- Education: University of Limerick Imperial College London
- Scientific career
- Workplaces: Wellcome Centre for Human Neuroimaging
- Thesis: Padé methods for image reconstruction and feature extraction in MRI (2005)

= Martina Callaghan =

Irish medical physicist

Martina F. Callaghan is an Irish medical physicist who is the Director of the Wellcome Centre for Human Neuroimaging at the UCL Queen Square Institute of Neurology. Her research considers the development of in-vivo histology using MRI.

== Early life and education ==
Callaghan studied physics at the University of Limerick. She moved to Imperial College London for her graduate research, where she joined Joseph Hajnal and David Larkman at Hammersmith Hospital and earned her Ph.D. Her research considered image reconstruction using under-sampled datasets. She worked as a postdoctoral researcher at Imperial College London and Middlesex University, focusing on parallel transmit technology, lipid quantification in clinical populations and the use of nanotechnology in oncology.

== Research and career ==
Callaghan joined the Wellcome Centre for Human Neuroimaging in 2012. She was promoted to Deputy Head of Physics in 2013, and became Deputy Head of the Physics Group in 2013. In 2016 she was appointed Head of Physics. In 2019 she became Deputy Centre Director and in 2020 was promoted to Professor of MRI Physics.

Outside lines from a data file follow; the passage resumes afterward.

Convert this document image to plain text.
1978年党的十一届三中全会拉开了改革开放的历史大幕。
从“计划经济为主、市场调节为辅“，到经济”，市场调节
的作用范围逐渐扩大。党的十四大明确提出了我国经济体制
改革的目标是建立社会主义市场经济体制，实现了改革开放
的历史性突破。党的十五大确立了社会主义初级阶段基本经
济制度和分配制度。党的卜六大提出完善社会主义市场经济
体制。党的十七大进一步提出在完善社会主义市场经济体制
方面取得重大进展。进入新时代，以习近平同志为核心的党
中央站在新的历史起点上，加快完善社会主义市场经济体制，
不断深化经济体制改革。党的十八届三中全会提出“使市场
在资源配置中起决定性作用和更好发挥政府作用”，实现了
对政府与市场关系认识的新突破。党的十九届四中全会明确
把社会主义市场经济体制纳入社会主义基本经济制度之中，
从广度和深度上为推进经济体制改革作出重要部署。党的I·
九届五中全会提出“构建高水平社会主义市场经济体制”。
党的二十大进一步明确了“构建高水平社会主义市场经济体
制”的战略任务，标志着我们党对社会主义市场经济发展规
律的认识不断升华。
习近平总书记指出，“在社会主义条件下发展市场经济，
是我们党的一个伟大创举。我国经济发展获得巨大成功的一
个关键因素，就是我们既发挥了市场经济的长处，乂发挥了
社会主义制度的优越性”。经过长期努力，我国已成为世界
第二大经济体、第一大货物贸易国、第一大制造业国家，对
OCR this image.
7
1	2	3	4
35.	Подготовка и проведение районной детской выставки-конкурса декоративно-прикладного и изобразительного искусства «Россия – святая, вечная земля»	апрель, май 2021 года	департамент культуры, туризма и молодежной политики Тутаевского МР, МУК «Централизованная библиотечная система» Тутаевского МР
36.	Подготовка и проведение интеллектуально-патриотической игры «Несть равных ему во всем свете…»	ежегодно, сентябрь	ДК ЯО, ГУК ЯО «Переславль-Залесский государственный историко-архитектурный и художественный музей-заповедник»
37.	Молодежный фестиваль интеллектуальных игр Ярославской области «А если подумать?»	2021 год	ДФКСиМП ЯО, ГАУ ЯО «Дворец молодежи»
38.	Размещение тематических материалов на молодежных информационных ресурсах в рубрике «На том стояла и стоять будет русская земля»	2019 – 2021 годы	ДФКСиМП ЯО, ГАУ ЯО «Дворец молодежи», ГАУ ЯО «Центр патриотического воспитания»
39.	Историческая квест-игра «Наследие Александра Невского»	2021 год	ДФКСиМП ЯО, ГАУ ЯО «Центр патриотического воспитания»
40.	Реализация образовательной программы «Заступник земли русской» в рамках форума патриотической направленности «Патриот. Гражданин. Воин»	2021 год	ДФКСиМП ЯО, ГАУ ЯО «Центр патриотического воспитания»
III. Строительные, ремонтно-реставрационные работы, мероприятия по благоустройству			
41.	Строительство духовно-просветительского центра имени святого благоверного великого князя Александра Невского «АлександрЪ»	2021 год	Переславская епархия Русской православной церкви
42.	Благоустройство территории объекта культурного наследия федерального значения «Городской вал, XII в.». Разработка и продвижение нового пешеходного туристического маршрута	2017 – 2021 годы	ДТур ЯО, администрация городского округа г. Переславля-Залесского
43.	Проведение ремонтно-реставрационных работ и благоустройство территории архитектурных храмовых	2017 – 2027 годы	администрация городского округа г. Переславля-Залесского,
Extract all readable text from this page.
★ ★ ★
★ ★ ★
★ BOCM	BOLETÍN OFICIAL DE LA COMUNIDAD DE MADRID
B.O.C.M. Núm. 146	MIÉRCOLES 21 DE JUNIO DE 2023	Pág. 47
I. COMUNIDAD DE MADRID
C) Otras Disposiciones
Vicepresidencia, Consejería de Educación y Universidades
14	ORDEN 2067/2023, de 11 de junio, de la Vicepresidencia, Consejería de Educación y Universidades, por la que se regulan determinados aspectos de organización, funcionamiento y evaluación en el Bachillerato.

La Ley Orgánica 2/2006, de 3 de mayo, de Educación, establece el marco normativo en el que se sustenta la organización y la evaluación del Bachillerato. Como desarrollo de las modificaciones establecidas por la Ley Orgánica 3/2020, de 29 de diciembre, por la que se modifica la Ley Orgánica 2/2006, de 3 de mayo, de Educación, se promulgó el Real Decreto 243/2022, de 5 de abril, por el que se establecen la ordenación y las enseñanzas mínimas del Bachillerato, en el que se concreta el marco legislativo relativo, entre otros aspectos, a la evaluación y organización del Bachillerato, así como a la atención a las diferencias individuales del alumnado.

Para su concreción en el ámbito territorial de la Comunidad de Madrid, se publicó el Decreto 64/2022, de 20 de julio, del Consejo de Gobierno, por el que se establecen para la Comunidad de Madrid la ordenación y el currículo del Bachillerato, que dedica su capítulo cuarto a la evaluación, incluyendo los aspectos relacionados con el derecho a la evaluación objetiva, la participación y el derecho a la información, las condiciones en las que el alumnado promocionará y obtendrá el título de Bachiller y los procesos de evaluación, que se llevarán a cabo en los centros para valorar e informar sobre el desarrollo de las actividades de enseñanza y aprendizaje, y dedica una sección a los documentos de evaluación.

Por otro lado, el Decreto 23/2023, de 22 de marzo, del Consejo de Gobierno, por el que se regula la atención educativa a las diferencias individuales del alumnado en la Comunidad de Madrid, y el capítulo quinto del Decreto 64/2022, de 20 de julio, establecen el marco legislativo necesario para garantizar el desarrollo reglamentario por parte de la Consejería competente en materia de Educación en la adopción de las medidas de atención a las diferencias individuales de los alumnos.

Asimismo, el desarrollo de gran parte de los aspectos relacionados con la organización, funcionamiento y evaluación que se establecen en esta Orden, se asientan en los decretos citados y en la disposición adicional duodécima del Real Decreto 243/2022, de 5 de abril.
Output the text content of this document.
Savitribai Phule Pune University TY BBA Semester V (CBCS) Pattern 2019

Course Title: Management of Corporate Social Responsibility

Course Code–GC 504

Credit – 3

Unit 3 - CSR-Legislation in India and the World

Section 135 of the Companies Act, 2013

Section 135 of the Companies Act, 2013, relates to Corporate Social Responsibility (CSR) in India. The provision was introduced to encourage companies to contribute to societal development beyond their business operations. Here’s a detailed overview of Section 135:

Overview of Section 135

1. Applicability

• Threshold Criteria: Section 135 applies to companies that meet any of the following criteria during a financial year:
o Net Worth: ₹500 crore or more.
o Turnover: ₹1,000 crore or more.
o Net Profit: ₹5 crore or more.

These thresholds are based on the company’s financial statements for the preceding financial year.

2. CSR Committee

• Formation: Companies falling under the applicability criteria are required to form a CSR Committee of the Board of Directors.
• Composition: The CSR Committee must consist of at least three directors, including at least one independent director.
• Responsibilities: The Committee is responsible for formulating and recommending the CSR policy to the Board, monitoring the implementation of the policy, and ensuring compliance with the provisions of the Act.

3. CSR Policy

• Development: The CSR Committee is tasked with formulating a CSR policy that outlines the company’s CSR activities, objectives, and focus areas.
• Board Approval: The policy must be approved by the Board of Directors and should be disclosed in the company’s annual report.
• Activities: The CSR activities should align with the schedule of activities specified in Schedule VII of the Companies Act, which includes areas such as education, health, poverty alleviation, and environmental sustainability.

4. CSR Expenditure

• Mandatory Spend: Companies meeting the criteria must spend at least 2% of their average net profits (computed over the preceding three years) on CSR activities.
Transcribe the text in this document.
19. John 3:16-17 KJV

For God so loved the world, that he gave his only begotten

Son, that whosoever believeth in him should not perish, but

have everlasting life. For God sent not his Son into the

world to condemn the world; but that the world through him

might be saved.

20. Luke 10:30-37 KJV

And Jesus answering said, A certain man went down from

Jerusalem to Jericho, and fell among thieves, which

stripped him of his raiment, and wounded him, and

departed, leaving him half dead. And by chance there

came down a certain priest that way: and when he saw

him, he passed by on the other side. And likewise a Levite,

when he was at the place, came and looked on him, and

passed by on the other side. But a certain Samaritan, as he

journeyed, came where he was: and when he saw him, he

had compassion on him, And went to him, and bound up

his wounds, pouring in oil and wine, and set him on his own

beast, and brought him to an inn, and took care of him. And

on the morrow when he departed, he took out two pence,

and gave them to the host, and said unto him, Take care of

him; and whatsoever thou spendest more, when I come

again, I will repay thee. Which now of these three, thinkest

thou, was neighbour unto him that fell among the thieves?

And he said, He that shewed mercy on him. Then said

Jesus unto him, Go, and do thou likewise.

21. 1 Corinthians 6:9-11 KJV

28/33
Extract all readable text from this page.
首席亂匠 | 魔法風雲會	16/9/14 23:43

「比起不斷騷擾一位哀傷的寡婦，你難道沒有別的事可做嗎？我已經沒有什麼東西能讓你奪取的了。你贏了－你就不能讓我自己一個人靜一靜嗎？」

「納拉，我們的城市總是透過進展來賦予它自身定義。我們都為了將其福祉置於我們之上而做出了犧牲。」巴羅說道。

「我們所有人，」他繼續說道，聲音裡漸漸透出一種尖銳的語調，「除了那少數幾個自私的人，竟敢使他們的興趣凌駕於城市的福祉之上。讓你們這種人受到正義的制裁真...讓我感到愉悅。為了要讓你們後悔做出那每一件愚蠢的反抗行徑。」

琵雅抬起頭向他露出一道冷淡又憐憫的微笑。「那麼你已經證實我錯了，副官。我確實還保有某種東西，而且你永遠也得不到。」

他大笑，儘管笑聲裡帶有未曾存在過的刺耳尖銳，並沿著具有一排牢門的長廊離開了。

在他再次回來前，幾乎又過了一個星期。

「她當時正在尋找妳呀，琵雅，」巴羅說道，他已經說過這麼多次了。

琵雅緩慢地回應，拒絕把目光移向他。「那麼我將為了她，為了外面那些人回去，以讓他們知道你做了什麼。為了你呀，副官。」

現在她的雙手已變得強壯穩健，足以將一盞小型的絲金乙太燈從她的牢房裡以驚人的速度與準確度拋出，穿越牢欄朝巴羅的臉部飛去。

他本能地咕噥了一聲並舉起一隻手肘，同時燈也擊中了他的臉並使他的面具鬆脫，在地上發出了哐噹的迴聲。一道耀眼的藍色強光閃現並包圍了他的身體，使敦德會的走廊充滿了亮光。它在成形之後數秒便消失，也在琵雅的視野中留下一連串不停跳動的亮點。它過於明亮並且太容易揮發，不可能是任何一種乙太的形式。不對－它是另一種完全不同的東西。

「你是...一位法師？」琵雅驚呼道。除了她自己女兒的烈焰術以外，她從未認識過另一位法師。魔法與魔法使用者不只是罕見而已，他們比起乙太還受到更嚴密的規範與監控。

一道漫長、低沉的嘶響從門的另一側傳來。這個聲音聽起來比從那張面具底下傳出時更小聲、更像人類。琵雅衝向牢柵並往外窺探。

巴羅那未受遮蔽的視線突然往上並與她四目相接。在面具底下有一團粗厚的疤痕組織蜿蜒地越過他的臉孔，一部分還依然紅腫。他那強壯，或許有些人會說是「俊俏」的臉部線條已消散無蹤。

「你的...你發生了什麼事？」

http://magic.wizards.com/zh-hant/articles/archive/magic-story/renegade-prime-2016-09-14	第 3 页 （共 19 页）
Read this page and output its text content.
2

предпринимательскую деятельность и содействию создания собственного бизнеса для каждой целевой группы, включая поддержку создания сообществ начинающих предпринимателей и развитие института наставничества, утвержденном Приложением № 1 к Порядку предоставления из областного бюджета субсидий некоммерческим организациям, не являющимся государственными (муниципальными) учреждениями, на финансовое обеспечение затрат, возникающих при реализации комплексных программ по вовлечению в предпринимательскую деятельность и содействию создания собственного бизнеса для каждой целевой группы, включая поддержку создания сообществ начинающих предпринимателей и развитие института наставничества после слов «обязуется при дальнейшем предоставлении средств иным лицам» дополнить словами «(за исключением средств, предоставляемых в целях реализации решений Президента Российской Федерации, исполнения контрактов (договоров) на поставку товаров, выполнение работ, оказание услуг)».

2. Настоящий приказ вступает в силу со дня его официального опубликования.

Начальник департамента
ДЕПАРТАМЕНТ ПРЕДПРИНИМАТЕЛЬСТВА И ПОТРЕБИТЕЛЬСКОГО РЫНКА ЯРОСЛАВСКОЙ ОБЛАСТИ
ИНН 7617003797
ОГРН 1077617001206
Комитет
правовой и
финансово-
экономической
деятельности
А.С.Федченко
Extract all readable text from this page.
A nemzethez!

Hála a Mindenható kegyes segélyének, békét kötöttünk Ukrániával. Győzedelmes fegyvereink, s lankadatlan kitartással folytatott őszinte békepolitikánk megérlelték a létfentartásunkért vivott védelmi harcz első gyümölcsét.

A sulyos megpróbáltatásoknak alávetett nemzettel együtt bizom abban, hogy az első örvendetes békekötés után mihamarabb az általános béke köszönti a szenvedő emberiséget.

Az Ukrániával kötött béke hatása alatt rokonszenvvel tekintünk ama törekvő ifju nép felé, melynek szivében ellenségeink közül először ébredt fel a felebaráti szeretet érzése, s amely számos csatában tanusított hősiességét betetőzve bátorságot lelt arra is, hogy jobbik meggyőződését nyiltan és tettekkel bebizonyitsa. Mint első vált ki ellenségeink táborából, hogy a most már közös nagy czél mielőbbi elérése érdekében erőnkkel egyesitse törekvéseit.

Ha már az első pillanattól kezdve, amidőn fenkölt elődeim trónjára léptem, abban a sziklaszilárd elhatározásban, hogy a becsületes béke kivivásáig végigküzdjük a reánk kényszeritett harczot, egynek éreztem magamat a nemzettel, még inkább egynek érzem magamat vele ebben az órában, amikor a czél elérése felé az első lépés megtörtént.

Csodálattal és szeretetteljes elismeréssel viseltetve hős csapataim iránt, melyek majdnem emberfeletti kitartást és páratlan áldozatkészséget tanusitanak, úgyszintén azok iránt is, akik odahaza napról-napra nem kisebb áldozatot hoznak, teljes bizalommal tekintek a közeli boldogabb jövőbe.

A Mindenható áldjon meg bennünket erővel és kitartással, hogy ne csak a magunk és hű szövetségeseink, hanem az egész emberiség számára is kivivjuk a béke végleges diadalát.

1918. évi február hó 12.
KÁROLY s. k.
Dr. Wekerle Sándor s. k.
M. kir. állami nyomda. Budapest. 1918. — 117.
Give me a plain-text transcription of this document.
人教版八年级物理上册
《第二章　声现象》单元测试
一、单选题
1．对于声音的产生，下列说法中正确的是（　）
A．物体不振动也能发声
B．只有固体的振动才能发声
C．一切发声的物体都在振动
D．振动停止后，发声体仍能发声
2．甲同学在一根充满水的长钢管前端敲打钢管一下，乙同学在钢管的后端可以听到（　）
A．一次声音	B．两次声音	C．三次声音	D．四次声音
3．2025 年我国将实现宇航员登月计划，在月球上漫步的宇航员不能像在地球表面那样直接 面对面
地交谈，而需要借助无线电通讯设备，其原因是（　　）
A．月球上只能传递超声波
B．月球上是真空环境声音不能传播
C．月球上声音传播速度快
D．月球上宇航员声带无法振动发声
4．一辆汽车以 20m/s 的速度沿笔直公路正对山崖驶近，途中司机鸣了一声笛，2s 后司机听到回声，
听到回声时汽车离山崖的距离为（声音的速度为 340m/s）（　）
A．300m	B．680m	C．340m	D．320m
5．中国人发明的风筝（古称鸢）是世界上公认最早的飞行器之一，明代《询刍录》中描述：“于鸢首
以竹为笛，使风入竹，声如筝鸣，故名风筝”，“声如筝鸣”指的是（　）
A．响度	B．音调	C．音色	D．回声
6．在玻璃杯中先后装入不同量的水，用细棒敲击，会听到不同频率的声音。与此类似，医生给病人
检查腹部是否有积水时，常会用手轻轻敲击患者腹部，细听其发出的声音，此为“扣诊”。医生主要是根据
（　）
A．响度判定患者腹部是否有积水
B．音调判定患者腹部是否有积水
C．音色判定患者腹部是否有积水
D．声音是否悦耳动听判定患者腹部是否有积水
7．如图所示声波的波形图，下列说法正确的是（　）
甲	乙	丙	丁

Callaghan was responsible for the launch of 7T MRI at University College London. Her research considers advanced, microstructure brain imaging as a means to understand the structure and function of brains. She makes use of quantitative imaging to understand tissue microstructure through measurements of iron levels and myelination. In particular, 7T MRI offers hope to interrogate the neural circuitry that is involved with human cognition. She is interested in inter-individual ageing and in-vivo histology using MRI.

In 2022, Callaghan was appointed Director of the Wellcome Centre for Human Neuroimaging.